The Conservative Self

To understand what we call the Self, we first must see what Selves are for. One function of the Self is to keep us from changing too rapidly...If we changed our minds too recklessly, we could never know what we might want next. We’d never get much done because we could never depend on ourselves.

Consider Hickey’s epochal time model:

epochal-time-model

What is the function here of Identity (i.e., the Self)? What makes a succession of states more than just a sequence of values?

Consider identity = id + entity. That is, an identity is a unique instance (with a primary key id) of an entity of a certain type.

What makes something an entity of a certain type? It must satisfy an entity spec, i.e. maintain model invariants, including but not limited to the syntactic schema.

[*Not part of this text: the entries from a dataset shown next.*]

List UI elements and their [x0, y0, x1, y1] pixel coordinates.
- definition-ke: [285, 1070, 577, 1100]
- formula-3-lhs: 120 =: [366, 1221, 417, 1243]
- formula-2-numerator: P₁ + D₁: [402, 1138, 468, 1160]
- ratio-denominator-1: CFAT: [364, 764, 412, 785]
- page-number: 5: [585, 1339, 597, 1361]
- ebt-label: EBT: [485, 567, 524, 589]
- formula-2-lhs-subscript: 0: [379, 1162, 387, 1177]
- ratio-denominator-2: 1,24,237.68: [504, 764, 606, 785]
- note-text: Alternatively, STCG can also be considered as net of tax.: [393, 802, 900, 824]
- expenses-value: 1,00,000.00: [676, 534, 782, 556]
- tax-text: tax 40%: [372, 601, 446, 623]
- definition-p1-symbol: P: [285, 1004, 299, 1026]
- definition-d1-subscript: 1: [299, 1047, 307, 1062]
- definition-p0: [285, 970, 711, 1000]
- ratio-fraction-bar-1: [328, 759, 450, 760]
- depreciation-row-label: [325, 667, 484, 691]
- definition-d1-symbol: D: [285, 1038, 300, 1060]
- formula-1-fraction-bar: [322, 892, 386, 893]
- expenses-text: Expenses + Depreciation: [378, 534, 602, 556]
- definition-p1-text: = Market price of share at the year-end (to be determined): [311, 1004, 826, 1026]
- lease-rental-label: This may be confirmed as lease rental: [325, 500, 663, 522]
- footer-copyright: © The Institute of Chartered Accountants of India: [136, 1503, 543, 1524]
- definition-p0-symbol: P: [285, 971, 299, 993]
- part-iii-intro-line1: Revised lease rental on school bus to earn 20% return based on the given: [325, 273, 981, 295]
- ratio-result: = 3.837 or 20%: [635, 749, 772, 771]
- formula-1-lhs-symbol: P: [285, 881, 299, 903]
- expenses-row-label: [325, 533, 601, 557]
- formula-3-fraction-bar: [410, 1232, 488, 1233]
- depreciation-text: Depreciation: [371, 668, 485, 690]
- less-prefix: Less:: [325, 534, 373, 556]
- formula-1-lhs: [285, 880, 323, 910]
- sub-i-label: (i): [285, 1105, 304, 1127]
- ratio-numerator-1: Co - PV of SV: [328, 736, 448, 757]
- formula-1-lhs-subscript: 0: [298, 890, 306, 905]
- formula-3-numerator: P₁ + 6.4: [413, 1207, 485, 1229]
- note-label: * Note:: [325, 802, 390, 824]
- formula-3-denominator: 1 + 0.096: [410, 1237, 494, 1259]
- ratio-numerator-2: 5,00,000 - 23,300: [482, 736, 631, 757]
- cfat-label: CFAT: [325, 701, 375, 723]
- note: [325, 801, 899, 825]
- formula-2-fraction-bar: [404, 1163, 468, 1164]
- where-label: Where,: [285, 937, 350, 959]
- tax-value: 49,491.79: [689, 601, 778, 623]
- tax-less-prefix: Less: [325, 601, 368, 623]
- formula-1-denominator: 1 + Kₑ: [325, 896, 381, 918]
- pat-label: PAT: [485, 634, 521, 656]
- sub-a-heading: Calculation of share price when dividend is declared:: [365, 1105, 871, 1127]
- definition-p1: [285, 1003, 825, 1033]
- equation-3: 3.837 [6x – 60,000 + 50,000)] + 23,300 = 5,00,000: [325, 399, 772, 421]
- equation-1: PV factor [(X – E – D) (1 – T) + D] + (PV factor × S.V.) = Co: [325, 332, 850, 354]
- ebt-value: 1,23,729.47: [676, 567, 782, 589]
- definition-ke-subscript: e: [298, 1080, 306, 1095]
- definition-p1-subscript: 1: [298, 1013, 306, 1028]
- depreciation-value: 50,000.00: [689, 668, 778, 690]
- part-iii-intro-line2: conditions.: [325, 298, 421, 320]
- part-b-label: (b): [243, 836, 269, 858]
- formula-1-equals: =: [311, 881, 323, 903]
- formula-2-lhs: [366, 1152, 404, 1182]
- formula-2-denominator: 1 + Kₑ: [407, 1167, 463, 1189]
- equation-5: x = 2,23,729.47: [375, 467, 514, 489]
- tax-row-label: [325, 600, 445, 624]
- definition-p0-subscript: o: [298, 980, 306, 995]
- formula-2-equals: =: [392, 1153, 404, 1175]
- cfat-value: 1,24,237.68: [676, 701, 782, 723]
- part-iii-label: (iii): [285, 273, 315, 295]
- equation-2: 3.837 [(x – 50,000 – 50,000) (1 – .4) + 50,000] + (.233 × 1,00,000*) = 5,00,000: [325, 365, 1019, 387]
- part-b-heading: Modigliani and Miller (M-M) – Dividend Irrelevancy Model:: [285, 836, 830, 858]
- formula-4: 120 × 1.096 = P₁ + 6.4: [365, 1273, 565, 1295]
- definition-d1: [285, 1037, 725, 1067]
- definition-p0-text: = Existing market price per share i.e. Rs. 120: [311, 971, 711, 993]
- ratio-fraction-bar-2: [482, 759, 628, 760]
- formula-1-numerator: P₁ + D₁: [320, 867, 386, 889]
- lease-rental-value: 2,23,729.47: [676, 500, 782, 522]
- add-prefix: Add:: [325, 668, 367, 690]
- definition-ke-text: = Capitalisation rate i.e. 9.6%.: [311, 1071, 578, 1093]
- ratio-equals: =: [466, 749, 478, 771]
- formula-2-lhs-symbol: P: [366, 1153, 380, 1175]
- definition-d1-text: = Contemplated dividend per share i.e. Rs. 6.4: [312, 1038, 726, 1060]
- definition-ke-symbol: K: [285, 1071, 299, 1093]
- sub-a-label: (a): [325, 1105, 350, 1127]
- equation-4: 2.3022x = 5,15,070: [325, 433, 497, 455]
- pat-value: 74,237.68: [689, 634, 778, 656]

Can something have multiple “id-entities”? Sure. Something can be a Study with ID 123 as well as an Activity with ID 234 if (a) each value over time passes validation as both a Study and an Activity, and (b) each value over time resolves to the same unique individual within each of the Study and Activity model abstractions – i.e., as a function of the data attributes that these models choose to consider in order to distinguish individuals, each value is a “state” of “the same” individual.

# expression of a non-unique name assumption
study:123 owl:sameAs activity:234 .

To achieve conservation of id-entity, to successfully associate an id-entity – an identity – with a sequence of values, to proclaim that sequence to be a succession of states, is to feel confident that certain model invariants are being maintained across the values’ history, that change is not reckless, that one can depend on something.